# Flux and gauss law

1. May 5, 2010

I know that electric flux is defined as the number of electric field lines passing through an area but what kinda area are we talking about. Does it have to be perpendicular to the field lines like this

or could it be at an angle like this

does it have to be a flat area on 1 plane like the previous 2 examples or could it be a 3D area like this

2. May 5, 2010

### Staff: Mentor

All of your illustrations are perfectly OK examples of an electric flux through a surface.

3. May 5, 2010

### mooglue

A flux is defined as a dot product E dot A essentially, so your flux will be reduced if the surface is not perpendicular. Think about it like shining a flashlight at a friend. If you tilt the light away from him, he can still see the light, but it's not as bright. You can just imagine that less flux is reaching him because the light has been moved at an angle relative to his eyes.

4. May 5, 2010

### mooglue

Also, it doesn't have to be a nice shape. For example in your last picture, it is not, and in this case, you'd need to use the differential formula for the flux, which involves the integration over the surface. This just takes into account that the flux through different portions of your surface is not constant, and generally you'll need a function for the surface of your shape.

5. May 5, 2010

mooglue: So this surface function for the surface would take into account the angle between the field lines and the normal of the surface through the whole surface?
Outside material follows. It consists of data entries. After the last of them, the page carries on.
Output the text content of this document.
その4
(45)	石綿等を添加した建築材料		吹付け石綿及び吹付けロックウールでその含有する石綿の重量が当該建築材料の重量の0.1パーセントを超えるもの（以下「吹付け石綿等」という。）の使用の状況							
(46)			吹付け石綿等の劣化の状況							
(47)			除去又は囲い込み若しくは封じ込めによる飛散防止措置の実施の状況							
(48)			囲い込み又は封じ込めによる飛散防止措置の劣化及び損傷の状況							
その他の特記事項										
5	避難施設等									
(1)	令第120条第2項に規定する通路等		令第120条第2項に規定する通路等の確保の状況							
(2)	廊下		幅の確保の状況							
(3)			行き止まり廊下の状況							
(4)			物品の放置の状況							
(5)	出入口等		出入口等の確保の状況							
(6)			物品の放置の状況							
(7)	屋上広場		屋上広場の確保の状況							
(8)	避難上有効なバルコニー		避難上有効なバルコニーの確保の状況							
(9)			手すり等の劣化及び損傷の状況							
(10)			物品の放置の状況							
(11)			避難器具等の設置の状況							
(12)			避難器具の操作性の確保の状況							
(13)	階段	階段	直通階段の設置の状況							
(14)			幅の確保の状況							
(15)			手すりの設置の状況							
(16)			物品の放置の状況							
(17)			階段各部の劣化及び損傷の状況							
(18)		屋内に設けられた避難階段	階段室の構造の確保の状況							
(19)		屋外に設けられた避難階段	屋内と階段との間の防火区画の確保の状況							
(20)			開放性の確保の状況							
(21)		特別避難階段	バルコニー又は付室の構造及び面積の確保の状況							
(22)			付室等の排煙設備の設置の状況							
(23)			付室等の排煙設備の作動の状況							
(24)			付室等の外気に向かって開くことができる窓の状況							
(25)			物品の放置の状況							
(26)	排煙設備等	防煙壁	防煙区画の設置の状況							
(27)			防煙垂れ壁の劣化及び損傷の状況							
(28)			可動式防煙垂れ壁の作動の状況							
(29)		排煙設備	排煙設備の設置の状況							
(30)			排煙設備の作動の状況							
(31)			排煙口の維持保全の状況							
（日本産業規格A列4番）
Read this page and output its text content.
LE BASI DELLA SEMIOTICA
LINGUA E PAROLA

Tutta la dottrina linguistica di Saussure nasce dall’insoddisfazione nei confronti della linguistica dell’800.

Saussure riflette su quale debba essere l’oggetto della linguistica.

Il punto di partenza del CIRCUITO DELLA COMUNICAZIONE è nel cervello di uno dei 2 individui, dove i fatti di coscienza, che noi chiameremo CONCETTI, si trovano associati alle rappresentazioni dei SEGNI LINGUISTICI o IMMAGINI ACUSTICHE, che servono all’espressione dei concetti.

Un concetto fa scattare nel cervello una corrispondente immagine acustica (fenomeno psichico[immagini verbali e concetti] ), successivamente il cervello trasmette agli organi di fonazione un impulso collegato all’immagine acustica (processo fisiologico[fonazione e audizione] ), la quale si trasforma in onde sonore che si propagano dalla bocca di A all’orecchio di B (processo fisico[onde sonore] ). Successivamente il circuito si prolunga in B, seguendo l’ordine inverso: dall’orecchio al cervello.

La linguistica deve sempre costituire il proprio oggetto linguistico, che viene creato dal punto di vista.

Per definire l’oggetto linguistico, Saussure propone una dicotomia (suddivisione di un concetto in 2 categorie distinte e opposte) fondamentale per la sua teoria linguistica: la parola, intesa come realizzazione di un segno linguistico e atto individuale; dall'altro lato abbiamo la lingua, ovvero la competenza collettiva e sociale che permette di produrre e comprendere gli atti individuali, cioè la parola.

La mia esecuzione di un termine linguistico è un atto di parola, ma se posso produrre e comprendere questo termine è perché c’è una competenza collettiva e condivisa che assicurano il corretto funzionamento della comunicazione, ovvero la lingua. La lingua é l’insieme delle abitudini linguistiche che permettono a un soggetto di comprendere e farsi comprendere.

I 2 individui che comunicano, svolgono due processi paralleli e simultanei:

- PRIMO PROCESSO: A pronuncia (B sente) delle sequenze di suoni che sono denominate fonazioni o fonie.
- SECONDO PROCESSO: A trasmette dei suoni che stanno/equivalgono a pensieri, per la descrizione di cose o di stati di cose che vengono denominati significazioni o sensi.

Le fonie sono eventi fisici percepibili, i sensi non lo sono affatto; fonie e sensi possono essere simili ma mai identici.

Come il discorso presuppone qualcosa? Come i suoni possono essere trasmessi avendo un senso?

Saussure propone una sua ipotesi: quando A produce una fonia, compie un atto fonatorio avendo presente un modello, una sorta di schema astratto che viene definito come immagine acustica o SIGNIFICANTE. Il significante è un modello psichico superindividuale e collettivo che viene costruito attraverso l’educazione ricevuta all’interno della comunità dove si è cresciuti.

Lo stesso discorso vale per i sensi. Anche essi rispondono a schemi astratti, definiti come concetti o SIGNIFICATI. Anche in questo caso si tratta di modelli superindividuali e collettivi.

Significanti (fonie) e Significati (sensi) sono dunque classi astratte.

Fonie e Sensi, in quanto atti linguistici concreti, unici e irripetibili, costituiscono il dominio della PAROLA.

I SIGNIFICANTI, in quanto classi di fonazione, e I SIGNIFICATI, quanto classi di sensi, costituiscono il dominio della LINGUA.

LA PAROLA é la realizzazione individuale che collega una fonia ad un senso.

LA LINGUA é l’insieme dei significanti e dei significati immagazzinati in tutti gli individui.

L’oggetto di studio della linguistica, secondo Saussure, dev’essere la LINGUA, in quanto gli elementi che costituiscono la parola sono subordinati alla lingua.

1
This is the first physics application of integration I've run into so far.

Is Gauss's law then just the fact that the flux is proportional to the charge?

6. May 5, 2010

### LostConjugate

You should be able to reduce the problem of a complex blob like object to a simple plane though if it is a solid object or a membrane like a balloon.

http://ocw.mit.edu/OcwWeb/Physics/8...pring2002/VideoAndCaptions/detail/embed03.htm

"nd this is independent of the distance R.

And that's not so surprising because if you think of it as air flowing out then all the air has to come out somehow whether I make the sphere this big or whether I make the sphere this big.

So the flux being independent of the size of my sphere, the flux is given by the charge which is right here at the center divided by epsilon zero.

Now if I had chosen some other shape, not a sphere, but I have dented it like this, it's clear that the air that flows out would be exactly the same.

And so I don't have to take a sphere to find this result.

I could have taken any type of strange closed surface around this point charge and I would have found exactly the same result." -Walter Lewin

Last edited: May 5, 2010
7. May 5, 2010

### Staff: Mentor

Gauss's law states that the total flux through a closed surface is proportional to the charge enclosed. See: Gauss's Law

8. May 5, 2010

Also I'm having serious trouble understanding the difference between electric field magnitude and electric flux. Both are defined by the density of field lines per area aren't they?

9. May 5, 2010

### Staff: Mentor

No, they are not. If you want to think in terms of field lines, then the density of field lines gives you a measure of the field at some point. But you won't know the flux until an area is defined. Field is at a point; flux is over an area and depends on the orientation of the area with respect to the field.

10. May 5, 2010

### LostConjugate

I recommend watching Walter's videos, he is an expert advisor.

11. May 5, 2010

Thanks for the analogy that cleared up a lot of the confusion I had about $$\phi = \frac{q}{\epsilon_0}$$. As long as the thing is enclosed the amount of flux lines hitting the total surface area will be equal but the bigger the balloon the smaller the flux will be for small segments of the balloons surface area. I wasn't really thinking about a charge being a source of a finite amount of electric field lines but thinking about it like that I get the concept.